Intro

This is an implementation of k-means clustering algorithm using GPU acceleration with CUDA C++.

It is made for execution time comparison wrt CPU-only sequential version. For this reason the algorithm will not end when reaching convergence, but you need to specify the number of iterations when launching the program.

Generating dataset

You can generate an N points dataset using datasetgen.py. You have to write also the number of clusters K and the standard deviation.
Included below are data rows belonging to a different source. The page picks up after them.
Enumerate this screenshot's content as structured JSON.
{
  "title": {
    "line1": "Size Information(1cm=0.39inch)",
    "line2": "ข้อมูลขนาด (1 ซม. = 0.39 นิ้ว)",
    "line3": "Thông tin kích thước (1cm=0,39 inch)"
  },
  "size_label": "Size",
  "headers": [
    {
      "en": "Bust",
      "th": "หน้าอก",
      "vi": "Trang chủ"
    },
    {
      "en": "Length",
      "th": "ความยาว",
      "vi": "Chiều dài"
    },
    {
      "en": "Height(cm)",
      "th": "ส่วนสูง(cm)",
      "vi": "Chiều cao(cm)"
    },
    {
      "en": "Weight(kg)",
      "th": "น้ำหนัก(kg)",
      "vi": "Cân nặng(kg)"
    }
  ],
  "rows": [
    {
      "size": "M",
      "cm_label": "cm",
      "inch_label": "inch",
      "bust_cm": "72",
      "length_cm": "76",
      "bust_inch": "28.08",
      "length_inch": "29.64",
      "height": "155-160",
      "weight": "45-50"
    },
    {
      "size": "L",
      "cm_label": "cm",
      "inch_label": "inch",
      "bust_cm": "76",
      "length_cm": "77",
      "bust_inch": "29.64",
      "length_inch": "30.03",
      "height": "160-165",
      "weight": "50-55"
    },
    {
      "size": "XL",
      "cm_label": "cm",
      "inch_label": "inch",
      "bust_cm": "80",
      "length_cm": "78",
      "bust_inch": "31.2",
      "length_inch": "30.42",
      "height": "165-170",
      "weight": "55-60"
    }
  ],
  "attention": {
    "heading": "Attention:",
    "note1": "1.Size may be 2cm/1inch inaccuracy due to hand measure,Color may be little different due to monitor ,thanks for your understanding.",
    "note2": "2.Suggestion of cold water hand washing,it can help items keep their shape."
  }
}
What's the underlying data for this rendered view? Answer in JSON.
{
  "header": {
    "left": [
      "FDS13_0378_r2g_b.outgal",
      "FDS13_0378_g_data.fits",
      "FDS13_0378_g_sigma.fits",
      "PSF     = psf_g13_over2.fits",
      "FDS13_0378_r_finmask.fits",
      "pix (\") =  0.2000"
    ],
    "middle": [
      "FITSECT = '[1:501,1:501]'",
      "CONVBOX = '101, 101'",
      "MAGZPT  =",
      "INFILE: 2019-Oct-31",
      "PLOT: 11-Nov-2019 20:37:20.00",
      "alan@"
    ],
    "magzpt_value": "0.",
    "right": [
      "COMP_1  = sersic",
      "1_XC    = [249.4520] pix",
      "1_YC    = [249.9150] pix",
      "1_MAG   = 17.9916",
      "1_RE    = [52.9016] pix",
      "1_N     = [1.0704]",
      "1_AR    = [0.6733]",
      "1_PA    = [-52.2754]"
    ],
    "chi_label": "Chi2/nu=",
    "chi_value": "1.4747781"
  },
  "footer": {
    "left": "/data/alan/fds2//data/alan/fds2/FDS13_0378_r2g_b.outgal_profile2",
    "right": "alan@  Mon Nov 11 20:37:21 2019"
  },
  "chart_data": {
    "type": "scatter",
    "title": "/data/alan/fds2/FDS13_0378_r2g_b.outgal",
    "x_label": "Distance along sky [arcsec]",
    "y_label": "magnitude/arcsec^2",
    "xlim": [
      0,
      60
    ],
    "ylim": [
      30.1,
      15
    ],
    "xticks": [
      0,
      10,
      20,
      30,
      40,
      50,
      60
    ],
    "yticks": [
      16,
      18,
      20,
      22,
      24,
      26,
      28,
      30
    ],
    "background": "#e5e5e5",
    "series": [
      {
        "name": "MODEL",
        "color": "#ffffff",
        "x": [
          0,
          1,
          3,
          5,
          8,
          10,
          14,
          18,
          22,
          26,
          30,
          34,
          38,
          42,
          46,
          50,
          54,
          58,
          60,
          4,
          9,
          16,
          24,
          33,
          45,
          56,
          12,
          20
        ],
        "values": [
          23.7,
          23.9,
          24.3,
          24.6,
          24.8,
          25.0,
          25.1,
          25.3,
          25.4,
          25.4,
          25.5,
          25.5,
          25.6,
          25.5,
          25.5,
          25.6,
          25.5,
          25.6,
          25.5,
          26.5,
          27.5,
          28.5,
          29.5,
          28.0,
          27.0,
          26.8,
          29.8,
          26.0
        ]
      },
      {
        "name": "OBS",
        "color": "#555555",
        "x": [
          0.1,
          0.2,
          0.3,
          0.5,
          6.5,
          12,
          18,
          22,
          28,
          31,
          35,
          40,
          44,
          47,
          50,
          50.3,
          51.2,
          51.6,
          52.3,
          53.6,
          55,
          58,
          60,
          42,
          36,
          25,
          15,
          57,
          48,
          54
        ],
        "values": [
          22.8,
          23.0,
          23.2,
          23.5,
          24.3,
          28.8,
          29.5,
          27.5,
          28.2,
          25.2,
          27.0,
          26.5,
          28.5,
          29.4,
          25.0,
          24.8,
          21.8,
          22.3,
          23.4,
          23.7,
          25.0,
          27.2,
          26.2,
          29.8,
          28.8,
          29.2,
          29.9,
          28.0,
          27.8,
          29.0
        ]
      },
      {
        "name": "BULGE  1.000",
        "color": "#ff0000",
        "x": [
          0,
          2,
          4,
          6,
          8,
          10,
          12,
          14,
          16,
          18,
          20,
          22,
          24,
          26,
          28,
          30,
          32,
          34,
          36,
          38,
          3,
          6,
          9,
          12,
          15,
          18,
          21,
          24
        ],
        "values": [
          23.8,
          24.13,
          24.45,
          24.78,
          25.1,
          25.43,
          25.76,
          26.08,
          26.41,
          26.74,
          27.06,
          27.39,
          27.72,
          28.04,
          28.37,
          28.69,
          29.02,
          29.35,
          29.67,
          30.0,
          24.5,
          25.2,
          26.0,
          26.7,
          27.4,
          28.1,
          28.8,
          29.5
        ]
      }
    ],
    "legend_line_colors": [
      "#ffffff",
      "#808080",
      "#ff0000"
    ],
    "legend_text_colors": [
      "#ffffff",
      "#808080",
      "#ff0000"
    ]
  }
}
The command will be like:

python datasetgen.py N K STD

example:

python datasetgen.py 1000 3 0.45

Note

The code is made to work on 3 axis but the script will generate points with the third coordinate equal to 0.0. This is to ease the result checking with plot.py

Usage

./Kmeans N K I

Where N is the number of points to read from dataset, K is the number of clusters and I is the number of iterations

Plotting

You can check output results with

python plot.py

Performances

Theese are results obtained using an NVIDIA GeForce GTX 980 Ti

number of points	sequential (s)	CUDA (s)	speed up
10	0.001	0.116	x0.008
10²	0.015	0.117	x0.1
10³	0.180	0.119	x1.5
10⁴	1.673	0.147	x11.4
10⁵	8.424	0.579	x14.5
10⁶	83.024	5.706	x14.5
10⁷	804.611	54.319	x14.8

Other versions

CPU-only sequential version
there is also a distributed system version

Acknowledgments

Parallel Computing - Computer Engineering Master Degree @University of Florence.